Son premier roman, L’Immeuble Yacoubian (Actes Sud) a été un succès planétaire. Alaa El Aswany serait-il à la hauteur pour son deuxième ? C’est la question que lecteurs et critiques se sont posée au moment de la parution de Chicago (Actes Sud). Après avoir proposé dans son premier opus une critique aiguë du fonctionnement de la société égyptienne à travers la vie et les fortunes des habitants d’un immeuble, l’écrivain a délibérément déplacé la géographie de son récit aux Etats-Unis.
A l’instar de L’Immeuble Yacoubian, Chicago continue de creuser le sillon contestataire qui fait de son auteur l’un des écrivains égyptiens les plus courageux de l’époque.
Alaa El Aswany aime les lieux circonscrits : l’action de son nouveau roman se déroule entièrement sur le campus de l’université de biologie de Chicago, où se retrouvent des professeurs d’origine égyptienne exilés et des étudiants boursiers, financés par l’état égyptien. Il y a le professeur Raafat Sabet, totalement assimilé, qui a renié sa culture d’origine, le chirurgien copte Karam Doss qui ne peut opérer qu’en écoutant de la musique du pays, le docteur Mohamed Saleh qui a préféré enfouir son passé, rongé par la culpabilité d’avoir tourné le dos à son pays.
Et puis deux étudiants, Cheïma et Tarek, tiraillés entre le sentiment amoureux et la tradition, Ahmed Danana, le fourbe et corrompu président de l’Union des étudiants égyptiens d’Amérique, et Nagui, un étudiant libre-penseur, juste arrivé d’Egypte, qui va bousculer la société confinée de cette Little Egypt.
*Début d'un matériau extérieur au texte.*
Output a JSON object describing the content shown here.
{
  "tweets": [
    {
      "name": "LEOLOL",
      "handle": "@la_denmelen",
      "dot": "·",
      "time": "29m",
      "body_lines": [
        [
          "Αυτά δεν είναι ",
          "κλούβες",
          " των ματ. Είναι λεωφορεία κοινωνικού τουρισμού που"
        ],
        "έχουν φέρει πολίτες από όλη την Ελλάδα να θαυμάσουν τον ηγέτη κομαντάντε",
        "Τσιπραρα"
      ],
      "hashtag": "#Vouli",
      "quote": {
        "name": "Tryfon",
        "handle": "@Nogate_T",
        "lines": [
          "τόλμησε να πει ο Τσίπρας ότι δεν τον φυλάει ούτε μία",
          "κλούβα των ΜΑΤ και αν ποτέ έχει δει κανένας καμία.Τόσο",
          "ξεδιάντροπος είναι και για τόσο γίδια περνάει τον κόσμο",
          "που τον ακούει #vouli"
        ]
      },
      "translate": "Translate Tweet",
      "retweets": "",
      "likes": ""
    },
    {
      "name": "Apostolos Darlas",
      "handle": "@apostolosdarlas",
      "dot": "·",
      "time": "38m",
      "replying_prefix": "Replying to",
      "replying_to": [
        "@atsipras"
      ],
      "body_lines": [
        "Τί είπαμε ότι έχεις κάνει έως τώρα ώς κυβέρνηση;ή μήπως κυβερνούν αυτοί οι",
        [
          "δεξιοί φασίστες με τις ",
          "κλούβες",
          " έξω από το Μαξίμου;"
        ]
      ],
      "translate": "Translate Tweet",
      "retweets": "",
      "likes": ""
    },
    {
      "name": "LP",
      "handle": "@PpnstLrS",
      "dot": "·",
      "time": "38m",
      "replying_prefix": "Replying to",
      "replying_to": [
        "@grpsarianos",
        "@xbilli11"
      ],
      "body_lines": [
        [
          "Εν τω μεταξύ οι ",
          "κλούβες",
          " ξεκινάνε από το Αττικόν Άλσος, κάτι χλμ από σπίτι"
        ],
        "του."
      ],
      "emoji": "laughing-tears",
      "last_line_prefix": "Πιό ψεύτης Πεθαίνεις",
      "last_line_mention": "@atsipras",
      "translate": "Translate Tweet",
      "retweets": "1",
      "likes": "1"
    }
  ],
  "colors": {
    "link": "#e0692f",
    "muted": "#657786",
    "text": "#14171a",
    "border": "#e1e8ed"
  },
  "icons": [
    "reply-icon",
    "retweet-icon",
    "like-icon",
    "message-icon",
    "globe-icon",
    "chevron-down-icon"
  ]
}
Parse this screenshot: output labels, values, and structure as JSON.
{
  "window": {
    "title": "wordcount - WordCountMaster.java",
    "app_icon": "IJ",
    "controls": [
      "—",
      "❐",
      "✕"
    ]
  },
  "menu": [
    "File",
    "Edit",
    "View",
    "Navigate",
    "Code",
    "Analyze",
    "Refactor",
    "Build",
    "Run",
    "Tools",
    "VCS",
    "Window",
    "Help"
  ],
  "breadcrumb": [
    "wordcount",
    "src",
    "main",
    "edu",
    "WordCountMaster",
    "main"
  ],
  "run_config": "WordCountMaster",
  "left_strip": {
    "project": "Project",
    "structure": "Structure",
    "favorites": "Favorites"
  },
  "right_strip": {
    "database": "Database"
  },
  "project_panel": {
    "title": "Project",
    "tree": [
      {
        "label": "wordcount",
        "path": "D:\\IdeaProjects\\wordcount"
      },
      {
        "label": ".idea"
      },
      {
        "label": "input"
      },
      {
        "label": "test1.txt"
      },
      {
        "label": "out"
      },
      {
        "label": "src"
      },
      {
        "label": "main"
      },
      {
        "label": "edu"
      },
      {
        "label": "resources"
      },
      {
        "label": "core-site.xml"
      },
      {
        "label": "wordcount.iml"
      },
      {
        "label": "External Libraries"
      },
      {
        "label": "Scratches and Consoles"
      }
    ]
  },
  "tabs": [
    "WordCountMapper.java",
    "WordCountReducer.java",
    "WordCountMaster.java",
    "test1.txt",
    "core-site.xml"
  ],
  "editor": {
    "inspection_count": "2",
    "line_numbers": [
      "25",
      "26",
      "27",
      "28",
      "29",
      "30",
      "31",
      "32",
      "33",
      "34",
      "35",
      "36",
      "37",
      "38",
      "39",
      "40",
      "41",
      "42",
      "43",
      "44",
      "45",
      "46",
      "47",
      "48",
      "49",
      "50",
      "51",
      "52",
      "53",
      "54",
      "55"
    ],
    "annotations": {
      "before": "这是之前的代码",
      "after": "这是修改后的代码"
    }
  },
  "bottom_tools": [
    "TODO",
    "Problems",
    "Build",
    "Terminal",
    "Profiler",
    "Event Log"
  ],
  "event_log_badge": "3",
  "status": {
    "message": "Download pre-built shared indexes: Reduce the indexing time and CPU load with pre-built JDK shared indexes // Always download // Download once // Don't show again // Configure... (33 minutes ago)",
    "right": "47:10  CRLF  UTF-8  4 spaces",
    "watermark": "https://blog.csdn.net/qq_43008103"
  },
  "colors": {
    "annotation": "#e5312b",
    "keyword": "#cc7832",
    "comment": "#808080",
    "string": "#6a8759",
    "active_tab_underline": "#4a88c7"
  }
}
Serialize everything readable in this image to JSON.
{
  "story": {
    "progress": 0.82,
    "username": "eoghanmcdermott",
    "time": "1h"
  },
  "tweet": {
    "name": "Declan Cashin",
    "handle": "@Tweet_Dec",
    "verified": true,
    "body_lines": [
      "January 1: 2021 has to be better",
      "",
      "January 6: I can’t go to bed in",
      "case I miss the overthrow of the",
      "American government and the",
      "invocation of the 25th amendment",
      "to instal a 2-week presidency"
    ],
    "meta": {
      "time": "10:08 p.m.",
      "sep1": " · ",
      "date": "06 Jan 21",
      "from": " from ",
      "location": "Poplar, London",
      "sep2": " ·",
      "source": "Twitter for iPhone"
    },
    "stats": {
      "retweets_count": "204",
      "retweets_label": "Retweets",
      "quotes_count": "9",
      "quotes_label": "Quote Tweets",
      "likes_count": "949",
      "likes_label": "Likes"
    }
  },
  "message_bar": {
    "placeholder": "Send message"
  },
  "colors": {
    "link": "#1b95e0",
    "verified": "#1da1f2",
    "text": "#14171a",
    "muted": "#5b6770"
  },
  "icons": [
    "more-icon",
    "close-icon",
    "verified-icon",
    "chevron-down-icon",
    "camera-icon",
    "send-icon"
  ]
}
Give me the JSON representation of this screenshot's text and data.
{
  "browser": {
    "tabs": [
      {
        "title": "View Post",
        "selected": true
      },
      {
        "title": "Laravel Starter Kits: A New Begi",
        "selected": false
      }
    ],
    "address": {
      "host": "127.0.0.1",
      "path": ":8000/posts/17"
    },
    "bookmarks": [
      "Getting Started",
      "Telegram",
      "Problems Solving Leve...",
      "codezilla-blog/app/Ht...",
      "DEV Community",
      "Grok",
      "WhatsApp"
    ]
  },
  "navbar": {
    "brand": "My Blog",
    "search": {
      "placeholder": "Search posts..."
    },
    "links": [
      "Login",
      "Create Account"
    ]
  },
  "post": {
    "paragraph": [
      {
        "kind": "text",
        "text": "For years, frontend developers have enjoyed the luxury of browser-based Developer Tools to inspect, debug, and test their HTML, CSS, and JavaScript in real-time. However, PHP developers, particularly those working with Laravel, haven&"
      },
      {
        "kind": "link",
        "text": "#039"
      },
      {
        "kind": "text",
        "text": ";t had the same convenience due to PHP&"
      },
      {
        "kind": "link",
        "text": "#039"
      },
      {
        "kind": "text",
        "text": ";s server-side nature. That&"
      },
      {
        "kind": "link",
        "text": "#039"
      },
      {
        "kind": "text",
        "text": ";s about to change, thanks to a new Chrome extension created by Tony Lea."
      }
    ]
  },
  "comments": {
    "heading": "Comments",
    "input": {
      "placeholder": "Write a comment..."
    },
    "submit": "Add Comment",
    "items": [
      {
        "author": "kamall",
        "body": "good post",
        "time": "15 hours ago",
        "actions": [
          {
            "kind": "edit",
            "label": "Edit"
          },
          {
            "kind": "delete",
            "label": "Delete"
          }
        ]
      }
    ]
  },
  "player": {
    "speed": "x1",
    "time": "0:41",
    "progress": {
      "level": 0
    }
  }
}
Commence alors un passionnant roman qui tisse, à travers les histoires de chacun, les bases d’une réflexion critique sur fond d’amour, de religion et de politique.
On trouve dans Chicago tout ce qui peut choquer un musulman rigoriste : les femmes, leurs désirs profonds, la sexualité. Les hommes sont pris dans la contradiction de leurs élans et d’une tradition constamment mise à l’épreuve par la société américaine libérale, taraudés par la question de l’exil, de l’appartenance et des origines. Derrière la critique évidente du système politique égyptien tel qu’il se vit et s’exporte, Alaa El Aswany propose une réflexion plus générale sur le pouvoir, qui transcende la religion, le nationalisme, la relation entre les hommes et les femmes.
Il y a plusieurs façons de subir un système : celui de la dictature est clair, redoutable et évident. Celui de la grande machine américaine, brillante et épanouissante sous la seule condition de réussir, broie sourdement les faibles.